Für Schlangen, Krokodile und andere Reptilien gibt es kaum Artenschutzprojekte. Dabei sind sie fast genauso stark gefährdet wie Säugetiere.

Von Tina Baier

Zweifellos gibt es sympathischere Lebewesen als Reptilien. Ein vergleichsweise gutes Image haben noch die Schildkröten, die als Symbol für Langlebigkeit und Weisheit gelten. Vor Schlangen dagegen haben die meisten Menschen Angst, genauso wie vor Krokodilen, die im Wasser auf ahnungslose Beute lauern. Das mag einer der Gründe dafür sein, dass selbst Naturschützer diese Tiergruppe bislang vernachlässigt haben.

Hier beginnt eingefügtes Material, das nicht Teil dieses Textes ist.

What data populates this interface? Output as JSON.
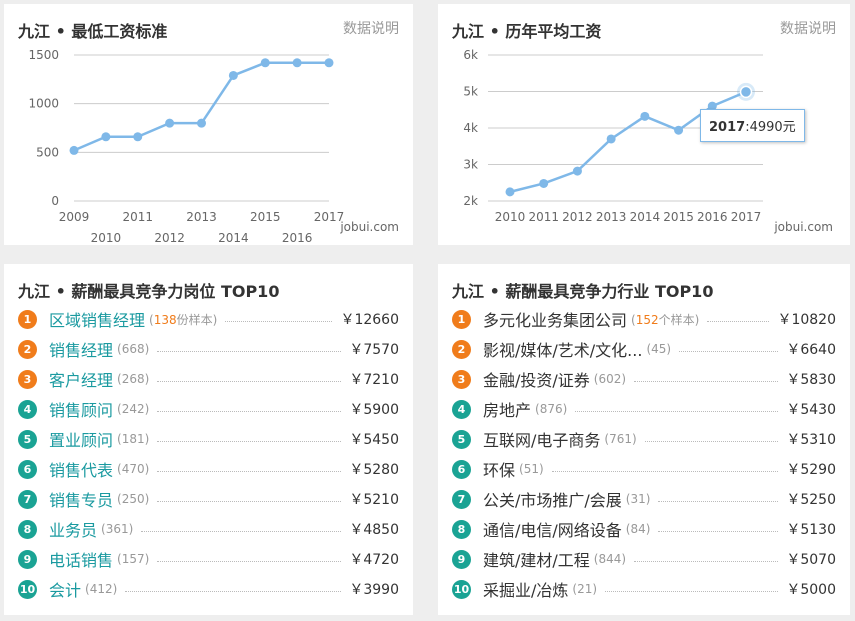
{
  "panels": {
    "min_wage": {
      "title": "九江 • 最低工资标准",
      "link": "数据说明",
      "watermark": "jobui.com"
    },
    "avg_salary": {
      "title": "九江 • 历年平均工资",
      "link": "数据说明",
      "watermark": "jobui.com",
      "tooltip": {
        "year": "2017",
        "value": "4990元"
      }
    },
    "positions": {
      "title": "九江 • 薪酬最具竞争力岗位 TOP10"
    },
    "industries": {
      "title": "九江 • 薪酬最具竞争力行业 TOP10"
    }
  },
  "chart_data": [
    {
      "type": "line",
      "y_ticks": [
        "0",
        "500",
        "1000",
        "1500"
      ],
      "ylim": [
        0,
        1500
      ],
      "x_tick_labels_upper": [
        "2009",
        "2011",
        "2013",
        "2015",
        "2017"
      ],
      "x_tick_labels_lower": [
        "2010",
        "2012",
        "2014",
        "2016"
      ],
      "x": [
        2009,
        2010,
        2011,
        2012,
        2013,
        2014,
        2015,
        2016,
        2017
      ],
      "series": [
        {
          "values": [
            520,
            660,
            660,
            800,
            800,
            1290,
            1420,
            1420,
            1420
          ]
        }
      ],
      "grid": true,
      "color": "#7fb8e8"
    },
    {
      "type": "line",
      "y_ticks": [
        "2k",
        "3k",
        "4k",
        "5k",
        "6k"
      ],
      "ylim": [
        2000,
        6000
      ],
      "x": [
        2010,
        2011,
        2012,
        2013,
        2014,
        2015,
        2016,
        2017
      ],
      "x_tick_labels": [
        "2010",
        "2011",
        "2012",
        "2013",
        "2014",
        "2015",
        "2016",
        "2017"
      ],
      "series": [
        {
          "values": [
            2250,
            2480,
            2820,
            3700,
            4320,
            3940,
            4600,
            4990
          ]
        }
      ],
      "highlight_index": 7,
      "grid": true,
      "color": "#7fb8e8"
    }
  ],
  "positions": [
    {
      "rank": "1",
      "name": "区域销售经理",
      "count": "138",
      "count_suffix": "份样本",
      "salary": "￥12660"
    },
    {
      "rank": "2",
      "name": "销售经理",
      "count": "(668)",
      "salary": "￥7570"
    },
    {
      "rank": "3",
      "name": "客户经理",
      "count": "(268)",
      "salary": "￥7210"
    },
    {
      "rank": "4",
      "name": "销售顾问",
      "count": "(242)",
      "salary": "￥5900"
    },
    {
      "rank": "5",
      "name": "置业顾问",
      "count": "(181)",
      "salary": "￥5450"
    },
    {
      "rank": "6",
      "name": "销售代表",
      "count": "(470)",
      "salary": "￥5280"
    },
    {
      "rank": "7",
      "name": "销售专员",
      "count": "(250)",
      "salary": "￥5210"
    },
    {
      "rank": "8",
      "name": "业务员",
      "count": "(361)",
      "salary": "￥4850"
    },
    {
      "rank": "9",
      "name": "电话销售",
      "count": "(157)",
      "salary": "￥4720"
    },
    {
      "rank": "10",
      "name": "会计",
      "count": "(412)",
      "salary": "￥3990"
    }
  ],
  "industries": [
    {
      "rank": "1",
      "name": "多元化业务集团公司",
      "count": "152",
      "count_suffix": "个样本",
      "salary": "￥10820"
    },
    {
      "rank": "2",
      "name": "影视/媒体/艺术/文化...",
      "count": "(45)",
      "salary": "￥6640"
    },
    {
      "rank": "3",
      "name": "金融/投资/证券",
      "count": "(602)",
      "salary": "￥5830"
    },
    {
      "rank": "4",
      "name": "房地产",
      "count": "(876)",
      "salary": "￥5430"
    },
    {
      "rank": "5",
      "name": "互联网/电子商务",
      "count": "(761)",
      "salary": "￥5310"
    },
    {
      "rank": "6",
      "name": "环保",
      "count": "(51)",
      "salary": "￥5290"
    },
    {
      "rank": "7",
      "name": "公关/市场推广/会展",
      "count": "(31)",
      "salary": "￥5250"
    },
    {
      "rank": "8",
      "name": "通信/电信/网络设备",
      "count": "(84)",
      "salary": "￥5130"
    },
    {
      "rank": "9",
      "name": "建筑/建材/工程",
      "count": "(844)",
      "salary": "￥5070"
    },
    {
      "rank": "10",
      "name": "采掘业/冶炼",
      "count": "(21)",
      "salary": "￥5000"
    }
  ],
  "colors": {
    "accent_orange": "#f07c1b",
    "accent_teal": "#1aa394",
    "link_teal": "#1a9aa0",
    "line_blue": "#7fb8e8"
  }
}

Anders als für Säugetiere, Vögel und Amphibien gebe es für Reptilien nur wenige Artenschutzprojekte, schreiben die Autoren einer Studie, die in der aktuellen Ausgabe des Wissenschaftsjournals Nature erschienen ist. Für die Untersuchung haben Wissenschaftler aus 24 Ländern zusammengearbeitet, um herauszufinden, wie stark diese Tiergruppe überhaupt gefährdet ist - und so eine Basis für künftige Schutzprojekte zu schaffen.

Ihren Ergebnissen zufolge sind mindestens 21 Prozent aller Reptilien weltweit vom Aussterben bedroht, also etwa jede fünfte Art. Am schlechtesten geht es Krokodilen, bei denen 57,9 Prozent aller Spezies bedroht sind, sowie Schildkröten, von denen die Hälfte ums Überleben kämpft. Grundsätzlich scheinen Reptilien, die in Wäldern leben, die größten Probleme zu haben. 30 Prozent dieser Arten sind der Untersuchung zufolge vom Aussterben bedroht. Bei Spezies in Wüsten und Steppen sind 14 Prozent gefährdet.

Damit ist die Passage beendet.